>>93990
>Assuming you're the same poster, YOU'RE the one that typed "how do you handle labor which is unproductive." It's up to you to figure out what exactly you were referencing with that.
Different guy here, but I'm pretty sure he's talking about labor which doesn't produce anything that anybody else wants. He's explicitly referencing the classic "mud pie" argument, which provides a serious problem for Marxists, as it forces them to acknowledge that labor itself is not the foundation of their concept of value, but the "social necessity" of that labor, which is just a way of trying to talk about "utility". Again, he mentions this explicitly in his post.
>Marxist LTV ONLY addresses goods and services which have attained market clearance.
That means that it can only postulate about the value of things as a function of supply and demand, rendering it subordinate to market valuation, and therefore NOT a fundamental theory of value. If a good must obtain market clearance in order for the LTV to address it, then that means that market clearance is a necessary condition for the determination of value, which according to your premise, makes market price logically prior to labor as a basis for evaluation of a good. This utterly destroys the idea of LTV being a theory of the fundamental value of goods.
You can't make market clearance a prerequisite for your theory without therefore establishing that it is more fundamental than labor.
>>94068
Who is "we"? The overall market or a given individual? If an individual; you decide how much you're willing to pay for whatever enjoyment you get from him, or how much of him you're willing to supply for a given amount. If you're talking about market valuation, then it's the aggregation throughout the market of those individual decisions, represented by the supply-demand curve.
>>94131
>correlation is causation: the post
I guess ice cream consumption causes drowning deaths.
>>94199
>https://www.youtube.com/watch?v=emnYMfjYh1Q&t=1s
>>94224
>Well then what is the critique of it?
>entire thing rests on Logical Positivism
Well there's your problem right there: you're not actually doing economics.
>misapplies Occam's Razor to try and falsify supply and demand
And the hits keep on coming!

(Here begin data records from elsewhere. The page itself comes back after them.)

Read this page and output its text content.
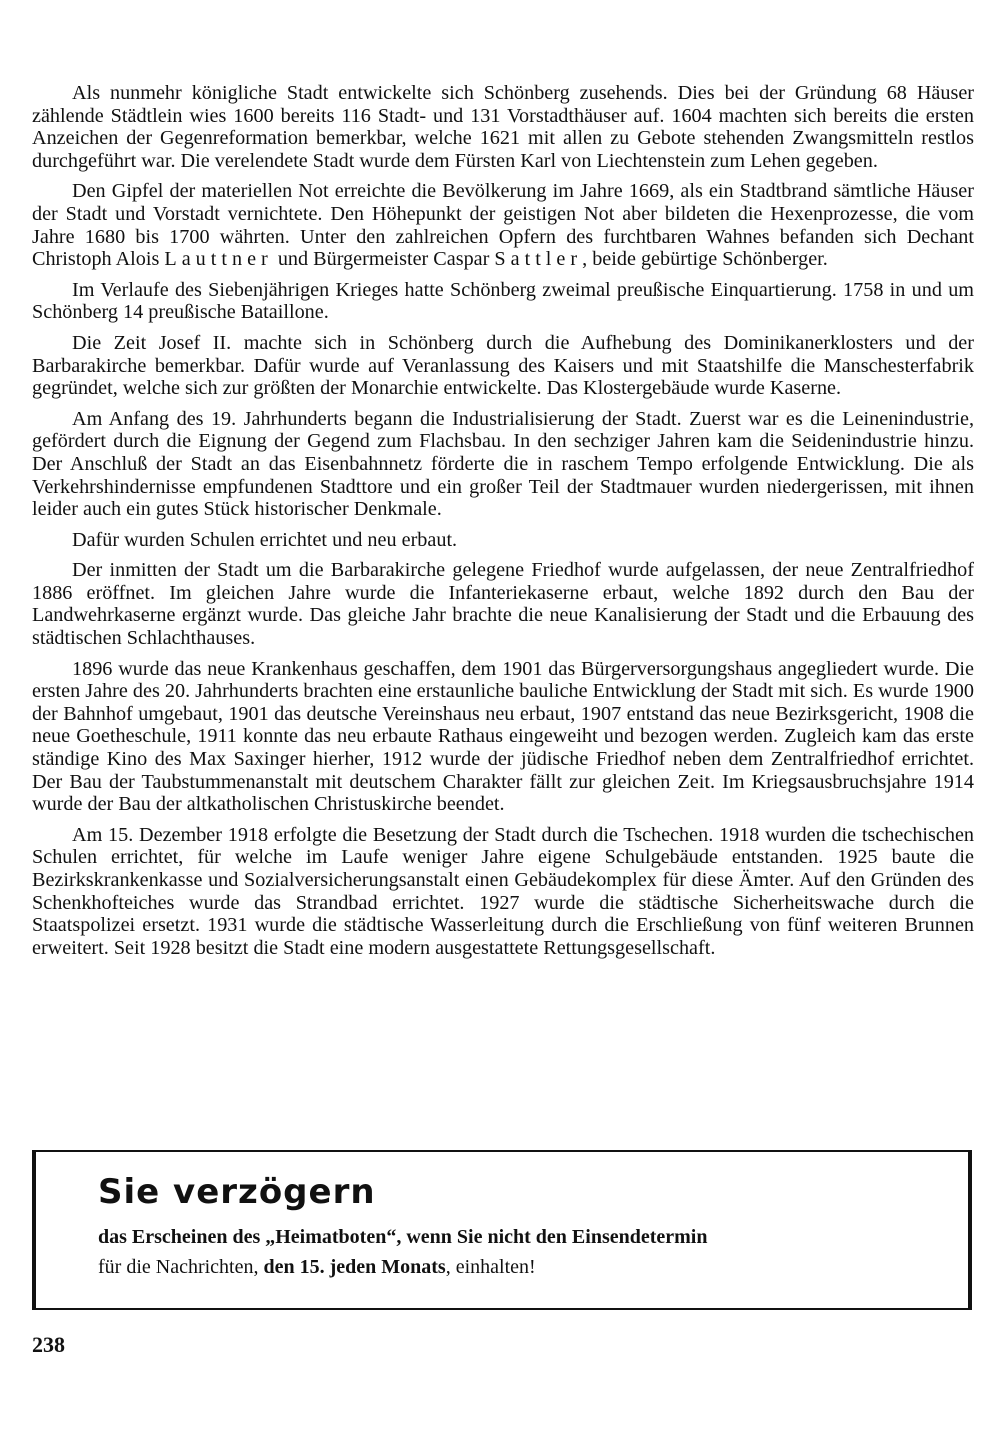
Als nunmehr königliche Stadt entwickelte sich Schönberg zusehends. Dies bei der Gründung 68 Häuser zählende Städtlein wies 1600 bereits 116 Stadt- und 131 Vorstadthäuser auf. 1604 machten sich bereits die ersten Anzeichen der Gegenreformation bemerkbar, welche 1621 mit allen zu Gebote stehenden Zwangsmitteln restlos durchgeführt war. Die verelendete Stadt wurde dem Fürsten Karl von Liechtenstein zum Lehen gegeben.

Den Gipfel der materiellen Not erreichte die Bevölkerung im Jahre 1669, als ein Stadtbrand sämtliche Häuser der Stadt und Vorstadt vernichtete. Den Höhepunkt der geistigen Not aber bildeten die Hexenprozesse, die vom Jahre 1680 bis 1700 währten. Unter den zahlreichen Opfern des furchtbaren Wahnes befanden sich Dechant Christoph Alois Lauttner und Bürgermeister Caspar Sattler, beide gebürtige Schönberger.

Im Verlaufe des Siebenjährigen Krieges hatte Schönberg zweimal preußische Einquartierung. 1758 in und um Schönberg 14 preußische Bataillone.

Die Zeit Josef II. machte sich in Schönberg durch die Aufhebung des Dominikanerklosters und der Barbarakirche bemerkbar. Dafür wurde auf Veranlassung des Kaisers und mit Staatshilfe die Manschesterfabrik gegründet, welche sich zur größten der Monarchie entwickelte. Das Klostergebäude wurde Kaserne.

Am Anfang des 19. Jahrhunderts begann die Industrialisierung der Stadt. Zuerst war es die Leinenindustrie, gefördert durch die Eignung der Gegend zum Flachsbau. In den sechziger Jahren kam die Seidenindustrie hinzu. Der Anschluß der Stadt an das Eisenbahnnetz förderte die in raschem Tempo erfolgende Entwicklung. Die als Verkehrshindernisse empfundenen Stadttore und ein großer Teil der Stadtmauer wurden niedergerissen, mit ihnen leider auch ein gutes Stück historischer Denkmale.

Dafür wurden Schulen errichtet und neu erbaut.

Der inmitten der Stadt um die Barbarakirche gelegene Friedhof wurde aufgelassen, der neue Zentralfriedhof 1886 eröffnet. Im gleichen Jahre wurde die Infanteriekaserne erbaut, welche 1892 durch den Bau der Landwehrkaserne ergänzt wurde. Das gleiche Jahr brachte die neue Kanalisierung der Stadt und die Erbauung des städtischen Schlachthauses.

1896 wurde das neue Krankenhaus geschaffen, dem 1901 das Bürgerversorgungshaus angegliedert wurde. Die ersten Jahre des 20. Jahrhunderts brachten eine erstaunliche bauliche Entwicklung der Stadt mit sich. Es wurde 1900 der Bahnhof umgebaut, 1901 das deutsche Vereinshaus neu erbaut, 1907 entstand das neue Bezirksgericht, 1908 die neue Goetheschule, 1911 konnte das neu erbaute Rathaus eingeweiht und bezogen werden. Zugleich kam das erste ständige Kino des Max Saxinger hierher, 1912 wurde der jüdische Friedhof neben dem Zentralfriedhof errichtet. Der Bau der Taubstummenanstalt mit deutschem Charakter fällt zur gleichen Zeit. Im Kriegsausbruchsjahre 1914 wurde der Bau der altkatholischen Christuskirche beendet.

Am 15. Dezember 1918 erfolgte die Besetzung der Stadt durch die Tschechen. 1918 wurden die tschechischen Schulen errichtet, für welche im Laufe weniger Jahre eigene Schulgebäude entstanden. 1925 baute die Bezirkskrankenkasse und Sozialversicherungsanstalt einen Gebäudekomplex für diese Ämter. Auf den Gründen des Schenkhofteiches wurde das Strandbad errichtet. 1927 wurde die städtische Sicherheitswache durch die Staatspolizei ersetzt. 1931 wurde die städtische Wasserleitung durch die Erschließung von fünf weiteren Brunnen erweitert. Seit 1928 besitzt die Stadt eine modern ausgestattete Rettungsgesellschaft.

Sie verzögern

das Erscheinen des „Heimatboten“, wenn Sie nicht den Einsendetermin

für die Nachrichten, den 15. jeden Monats, einhalten!

238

Supply and demand aren't empirical premises; they're a priori arguments, so Occam's Razor has nothing to say about them because Occam's Razor is a heuristic, not a law, which deals strictly with empiricism. In fact, the entire premise of Falsificationism rests on the assumption that you're operating in the realm of empiricism, which as stated before, is not the case.

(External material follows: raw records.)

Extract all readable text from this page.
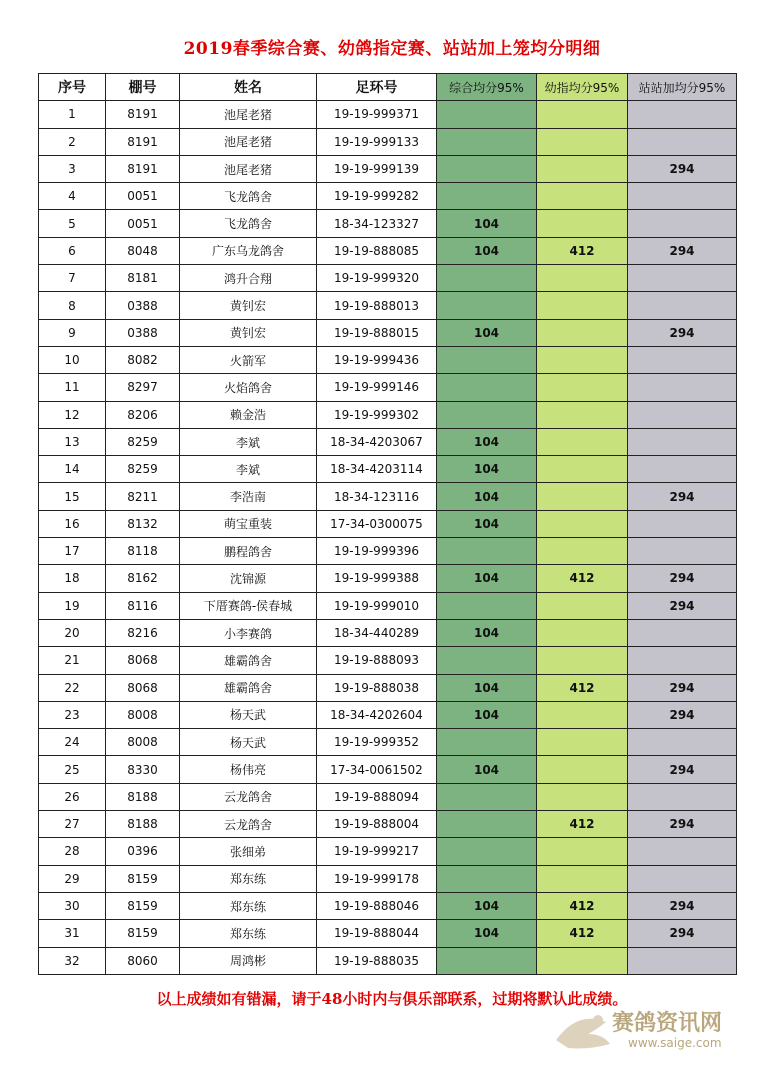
2019春季综合赛、幼鸽指定赛、站站加上笼均分明细
序号	棚号	姓名	足环号	综合均分95%	幼指均分95%	站站加均分95%
1	8191	池尾老猪	19-19-999371			
2	8191	池尾老猪	19-19-999133			
3	8191	池尾老猪	19-19-999139			294
4	0051	飞龙鸽舍	19-19-999282			
5	0051	飞龙鸽舍	18-34-123327	104		
6	8048	广东乌龙鸽舍	19-19-888085	104	412	294
7	8181	鸿升合翔	19-19-999320			
8	0388	黄钊宏	19-19-888013			
9	0388	黄钊宏	19-19-888015	104		294
10	8082	火箭军	19-19-999436			
11	8297	火焰鸽舍	19-19-999146			
12	8206	赖金浩	19-19-999302			
13	8259	李斌	18-34-4203067	104		
14	8259	李斌	18-34-4203114	104		
15	8211	李浩南	18-34-123116	104		294
16	8132	萌宝重装	17-34-0300075	104		
17	8118	鹏程鸽舍	19-19-999396			
18	8162	沈锦源	19-19-999388	104	412	294
19	8116	下厝赛鸽-侯春城	19-19-999010			294
20	8216	小李赛鸽	18-34-440289	104		
21	8068	雄霸鸽舍	19-19-888093			
22	8068	雄霸鸽舍	19-19-888038	104	412	294
23	8008	杨天武	18-34-4202604	104		294
24	8008	杨天武	19-19-999352			
25	8330	杨伟亮	17-34-0061502	104		294
26	8188	云龙鸽舍	19-19-888094			
27	8188	云龙鸽舍	19-19-888004		412	294
28	0396	张细弟	19-19-999217			
29	8159	郑东练	19-19-999178			
30	8159	郑东练	19-19-888046	104	412	294
31	8159	郑东练	19-19-888044	104	412	294
32	8060	周鸿彬	19-19-888035			
以上成绩如有错漏，请于48小时内与俱乐部联系，过期将默认此成绩。
赛鸽资讯网
www.saige.com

>Entire justification for LTV is: if labor content correlates to money value of output, then labor must cause the money value of output
>this is literally asserting that correlation = causation
Holy shit, I thought you were just misunderstanding it, but this ignoramus is actually saying it.

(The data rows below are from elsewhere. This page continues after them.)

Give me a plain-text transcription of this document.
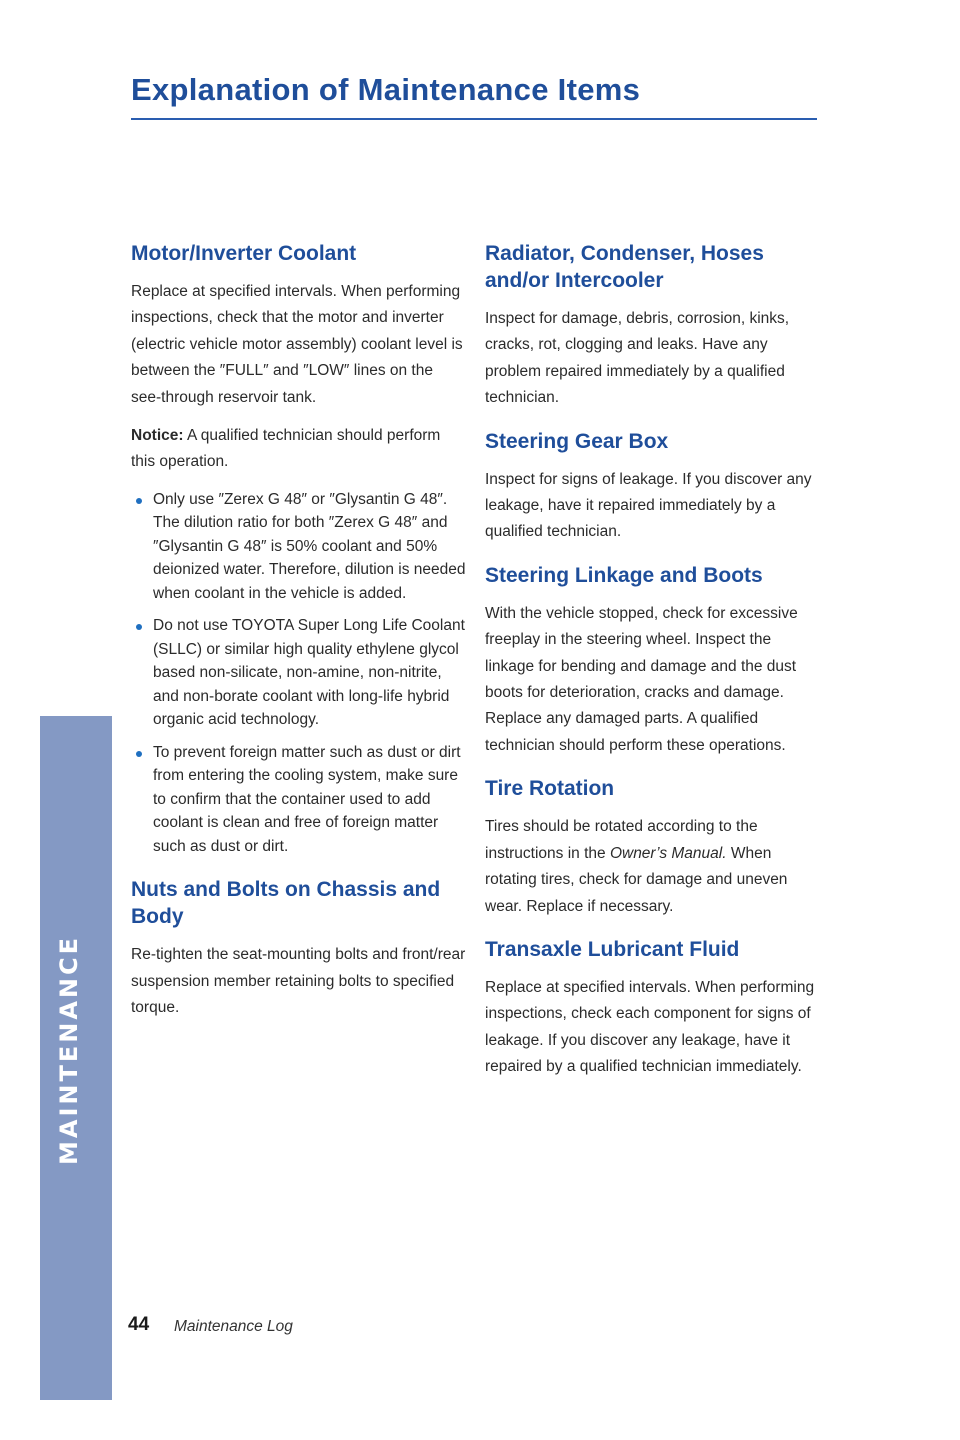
Explanation of Maintenance Items
MAINTENANCE
Motor/Inverter Coolant

Replace at specified intervals. When performing inspections, check that the motor and inverter (electric vehicle motor assembly) coolant level is between the ″FULL″ and ″LOW″ lines on the see-through reservoir tank.

Notice: A qualified technician should perform this operation.

Only use ″Zerex G 48″ or ″Glysantin G 48″. The dilution ratio for both ″Zerex G 48″ and ″Glysantin G 48″ is 50% coolant and 50% deionized water. Therefore, dilution is needed when coolant in the vehicle is added.
Do not use TOYOTA Super Long Life Coolant (SLLC) or similar high quality ethylene glycol based non-silicate, non-amine, non-nitrite, and non-borate coolant with long-life hybrid organic acid technology.
To prevent foreign matter such as dust or dirt from entering the cooling system, make sure to confirm that the container used to add coolant is clean and free of foreign matter such as dust or dirt.
Nuts and Bolts on Chassis and Body

Re-tighten the seat-mounting bolts and front/rear suspension member retaining bolts to specified torque.

Radiator, Condenser, Hoses and/or Intercooler

Inspect for damage, debris, corrosion, kinks, cracks, rot, clogging and leaks. Have any problem repaired immediately by a qualified technician.

Steering Gear Box

Inspect for signs of leakage. If you discover any leakage, have it repaired immediately by a qualified technician.

Steering Linkage and Boots

With the vehicle stopped, check for excessive freeplay in the steering wheel. Inspect the linkage for bending and damage and the dust boots for deterioration, cracks and damage. Replace any damaged parts. A qualified technician should perform these operations.

Tire Rotation

Tires should be rotated according to the instructions in the Owner’s Manual. When rotating tires, check for damage and uneven wear. Replace if necessary.

Transaxle Lubricant Fluid

Replace at specified intervals. When performing inspections, check each component for signs of leakage. If you discover any leakage, have it repaired by a qualified technician immediately.

44 Maintenance Log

Oh wow! You mean bigger companies that make more money have more workers working more hours! Who would've thought!? That must mean that all those goods only have value because people had to sweat! Nevermind the fact that people would still want the same exact things if they were made by machines! According to this guy's theory, automation should cause companies to lose money because less labor means less monetary value of output! If that were true, then no company would automate, and we'd all be digging holes with our teeth.
No wonder nobody takes Marxists seriously. Well, except for other Marxists. Have fun with that.
>>94396
>Yes, the LTV is falsifiable, unlike the subjective value theory.
Subjective Value Theory isn't an empirical proposition. The Pythagorean Theorem is precisely as unfalsifiable as SVT, but it's 100% right. You can disprove them both, not by making empirical observations, but by arguing from first principles.
>There is a tendency for the rate of profit to fall over time.
>There is a constant requirement for technological advancement.
>There is a tendency of the organic composition of capital to increase.
You're forgetting that these things all come with a ceteris paribus". All a priori economic principles are ceteris paribus''. Removing that misrepresents them.